Die wichtigsten Entwicklungen im Überblick:

  • Investitionsentscheidung für 400-MW-Batteriespeicher in Lingen gefallen
  • Verkauf von 172 MW Windkapazität in Schweden an norwegischen Konzern Aneo
  • Krebber drängt auf sofortige Ausschreibung von 12 GW wasserstofffähiger Gaskraftwerke
  • Aktienrückkaufprogramm läuft planmäßig mit bereits 3 Millionen zurückerworbenen Aktien

Größter Batteriespeicher Niedersachsens entsteht

RWE hat am Freitag grünes Licht für den Bau eines Großbatteriespeichers am Kraftwerksstandort Lingen gegeben. Die Anlage wird über eine Leistung von 400 Megawatt und eine Speicherkapazität von 800 Megawattstunden verfügen. Baustart ist bereits für kommende Woche vorgesehen, die kommerzielle Inbetriebnahme soll 2028 erfolgen.
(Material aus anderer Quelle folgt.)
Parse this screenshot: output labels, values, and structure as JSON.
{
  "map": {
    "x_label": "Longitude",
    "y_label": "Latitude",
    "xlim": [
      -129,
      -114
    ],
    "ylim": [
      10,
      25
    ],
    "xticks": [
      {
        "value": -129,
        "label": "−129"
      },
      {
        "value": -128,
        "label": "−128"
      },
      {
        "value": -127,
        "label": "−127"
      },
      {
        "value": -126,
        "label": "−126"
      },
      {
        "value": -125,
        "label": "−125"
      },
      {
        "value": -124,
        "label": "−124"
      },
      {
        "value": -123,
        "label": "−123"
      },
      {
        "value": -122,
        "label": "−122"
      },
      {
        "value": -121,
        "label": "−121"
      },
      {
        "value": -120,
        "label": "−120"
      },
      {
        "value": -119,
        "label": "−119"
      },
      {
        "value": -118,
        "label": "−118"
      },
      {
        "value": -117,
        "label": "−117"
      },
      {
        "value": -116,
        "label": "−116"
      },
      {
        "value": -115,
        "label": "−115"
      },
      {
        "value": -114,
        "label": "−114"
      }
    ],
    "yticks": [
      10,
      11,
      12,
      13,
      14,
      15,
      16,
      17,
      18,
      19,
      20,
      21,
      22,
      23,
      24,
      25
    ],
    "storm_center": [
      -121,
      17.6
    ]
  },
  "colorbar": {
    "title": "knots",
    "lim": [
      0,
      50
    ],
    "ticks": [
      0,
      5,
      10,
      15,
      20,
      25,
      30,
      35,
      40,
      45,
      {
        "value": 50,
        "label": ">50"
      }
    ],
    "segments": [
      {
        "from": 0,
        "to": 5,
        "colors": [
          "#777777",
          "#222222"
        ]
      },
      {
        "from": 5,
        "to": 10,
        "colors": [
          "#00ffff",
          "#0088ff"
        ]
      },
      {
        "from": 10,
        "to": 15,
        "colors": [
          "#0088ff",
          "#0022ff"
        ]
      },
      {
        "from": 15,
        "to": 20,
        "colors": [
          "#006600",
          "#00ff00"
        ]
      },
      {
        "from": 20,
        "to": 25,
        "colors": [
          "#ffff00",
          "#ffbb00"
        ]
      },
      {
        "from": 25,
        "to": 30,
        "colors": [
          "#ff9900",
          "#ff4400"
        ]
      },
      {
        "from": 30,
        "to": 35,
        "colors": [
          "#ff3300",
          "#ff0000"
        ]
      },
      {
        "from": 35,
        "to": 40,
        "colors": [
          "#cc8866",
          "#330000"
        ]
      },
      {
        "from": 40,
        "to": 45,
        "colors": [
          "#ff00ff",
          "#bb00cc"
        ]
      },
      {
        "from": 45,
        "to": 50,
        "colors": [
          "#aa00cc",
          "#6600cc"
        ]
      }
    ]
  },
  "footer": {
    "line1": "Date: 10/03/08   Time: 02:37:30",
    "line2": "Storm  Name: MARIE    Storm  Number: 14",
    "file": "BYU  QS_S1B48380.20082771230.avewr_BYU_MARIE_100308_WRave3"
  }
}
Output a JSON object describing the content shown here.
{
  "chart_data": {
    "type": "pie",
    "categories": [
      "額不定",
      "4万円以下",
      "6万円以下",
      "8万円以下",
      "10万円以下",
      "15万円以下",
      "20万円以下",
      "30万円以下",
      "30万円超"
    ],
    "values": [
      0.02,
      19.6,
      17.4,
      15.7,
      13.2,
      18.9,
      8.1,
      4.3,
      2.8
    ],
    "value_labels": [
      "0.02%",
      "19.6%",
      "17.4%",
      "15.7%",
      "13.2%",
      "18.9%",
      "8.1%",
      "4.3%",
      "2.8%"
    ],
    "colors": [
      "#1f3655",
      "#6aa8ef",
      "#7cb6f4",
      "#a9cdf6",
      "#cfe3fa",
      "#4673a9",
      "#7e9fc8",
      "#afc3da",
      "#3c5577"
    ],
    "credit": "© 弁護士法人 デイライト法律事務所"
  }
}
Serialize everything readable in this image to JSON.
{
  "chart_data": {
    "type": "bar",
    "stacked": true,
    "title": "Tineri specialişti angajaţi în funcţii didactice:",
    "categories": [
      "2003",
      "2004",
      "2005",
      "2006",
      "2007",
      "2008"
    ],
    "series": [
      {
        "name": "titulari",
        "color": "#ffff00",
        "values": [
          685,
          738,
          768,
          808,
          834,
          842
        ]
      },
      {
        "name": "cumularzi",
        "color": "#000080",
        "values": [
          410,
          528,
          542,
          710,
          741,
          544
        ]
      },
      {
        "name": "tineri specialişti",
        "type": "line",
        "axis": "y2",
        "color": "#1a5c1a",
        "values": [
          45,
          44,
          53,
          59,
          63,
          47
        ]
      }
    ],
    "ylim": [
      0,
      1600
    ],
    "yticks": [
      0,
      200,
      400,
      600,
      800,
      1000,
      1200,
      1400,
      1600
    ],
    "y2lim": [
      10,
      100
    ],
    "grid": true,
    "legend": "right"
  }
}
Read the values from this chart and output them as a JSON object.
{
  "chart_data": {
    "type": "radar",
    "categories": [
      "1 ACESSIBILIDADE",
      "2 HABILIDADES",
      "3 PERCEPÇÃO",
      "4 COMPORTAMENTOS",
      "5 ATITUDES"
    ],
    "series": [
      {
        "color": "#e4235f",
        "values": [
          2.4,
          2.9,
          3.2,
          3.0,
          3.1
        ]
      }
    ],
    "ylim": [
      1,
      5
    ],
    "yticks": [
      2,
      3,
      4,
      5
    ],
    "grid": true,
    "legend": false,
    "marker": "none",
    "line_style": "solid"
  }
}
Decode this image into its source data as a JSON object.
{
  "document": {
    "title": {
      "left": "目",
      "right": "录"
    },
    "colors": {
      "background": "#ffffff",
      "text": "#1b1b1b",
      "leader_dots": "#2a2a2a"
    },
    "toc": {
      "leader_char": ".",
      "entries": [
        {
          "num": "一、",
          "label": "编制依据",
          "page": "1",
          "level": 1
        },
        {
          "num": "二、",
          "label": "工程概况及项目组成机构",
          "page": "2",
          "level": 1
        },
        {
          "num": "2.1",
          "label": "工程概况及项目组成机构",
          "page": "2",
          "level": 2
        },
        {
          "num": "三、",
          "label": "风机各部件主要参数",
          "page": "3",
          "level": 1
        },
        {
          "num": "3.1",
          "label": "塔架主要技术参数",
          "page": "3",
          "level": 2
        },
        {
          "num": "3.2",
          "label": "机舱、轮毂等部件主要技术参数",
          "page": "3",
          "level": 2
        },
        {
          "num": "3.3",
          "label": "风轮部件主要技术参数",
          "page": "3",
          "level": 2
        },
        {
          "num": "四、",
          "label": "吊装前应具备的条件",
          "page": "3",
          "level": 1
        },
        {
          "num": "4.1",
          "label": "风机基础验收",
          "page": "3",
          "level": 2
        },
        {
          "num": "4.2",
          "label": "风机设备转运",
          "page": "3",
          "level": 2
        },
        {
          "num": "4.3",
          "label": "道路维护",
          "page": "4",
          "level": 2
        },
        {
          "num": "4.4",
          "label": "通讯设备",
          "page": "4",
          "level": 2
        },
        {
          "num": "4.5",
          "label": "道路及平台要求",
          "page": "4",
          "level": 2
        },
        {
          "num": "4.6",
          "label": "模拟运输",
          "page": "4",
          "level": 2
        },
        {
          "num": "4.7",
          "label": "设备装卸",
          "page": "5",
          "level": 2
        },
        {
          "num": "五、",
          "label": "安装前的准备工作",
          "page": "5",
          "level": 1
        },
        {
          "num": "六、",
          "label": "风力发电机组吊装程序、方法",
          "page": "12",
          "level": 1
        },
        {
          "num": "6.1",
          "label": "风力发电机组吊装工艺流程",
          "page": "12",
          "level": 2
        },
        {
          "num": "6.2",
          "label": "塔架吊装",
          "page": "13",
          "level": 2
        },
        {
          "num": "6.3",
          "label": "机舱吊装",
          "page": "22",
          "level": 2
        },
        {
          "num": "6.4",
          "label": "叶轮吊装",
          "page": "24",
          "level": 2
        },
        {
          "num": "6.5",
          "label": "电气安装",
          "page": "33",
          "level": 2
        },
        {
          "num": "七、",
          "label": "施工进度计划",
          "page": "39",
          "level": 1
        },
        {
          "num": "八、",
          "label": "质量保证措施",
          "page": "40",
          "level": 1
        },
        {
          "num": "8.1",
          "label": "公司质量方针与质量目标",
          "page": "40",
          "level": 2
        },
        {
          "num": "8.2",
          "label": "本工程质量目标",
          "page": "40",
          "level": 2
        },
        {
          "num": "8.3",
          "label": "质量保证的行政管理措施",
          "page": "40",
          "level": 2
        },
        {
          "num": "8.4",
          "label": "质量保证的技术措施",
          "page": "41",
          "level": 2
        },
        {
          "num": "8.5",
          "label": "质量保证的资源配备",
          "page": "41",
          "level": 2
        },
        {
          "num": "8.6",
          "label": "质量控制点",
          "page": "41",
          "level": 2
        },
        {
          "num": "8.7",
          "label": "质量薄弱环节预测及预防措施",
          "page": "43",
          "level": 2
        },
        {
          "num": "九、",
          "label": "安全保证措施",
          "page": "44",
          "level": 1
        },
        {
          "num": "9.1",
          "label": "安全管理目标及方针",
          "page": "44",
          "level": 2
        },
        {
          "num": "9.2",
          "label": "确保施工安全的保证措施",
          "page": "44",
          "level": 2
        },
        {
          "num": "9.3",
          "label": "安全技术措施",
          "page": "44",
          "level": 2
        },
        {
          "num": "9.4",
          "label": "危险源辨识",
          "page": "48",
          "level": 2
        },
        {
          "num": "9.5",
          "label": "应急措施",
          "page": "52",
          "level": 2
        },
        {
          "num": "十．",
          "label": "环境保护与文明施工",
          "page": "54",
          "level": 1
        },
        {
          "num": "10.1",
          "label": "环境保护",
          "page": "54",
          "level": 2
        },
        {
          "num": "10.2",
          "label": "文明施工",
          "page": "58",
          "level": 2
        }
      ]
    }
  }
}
Das Projekt zeigt exemplarisch, wie RWE bestehende Kraftwerksstandorte für die Energiewende nutzbar macht. Flexible Speichertechnologien werden zunehmend unverzichtbar, um die schwankende Einspeisung aus Wind und Solar auszugleichen. Am bayerischen Standort Gundremmingen entsteht parallel ein ähnlich dimensionierter Speicher.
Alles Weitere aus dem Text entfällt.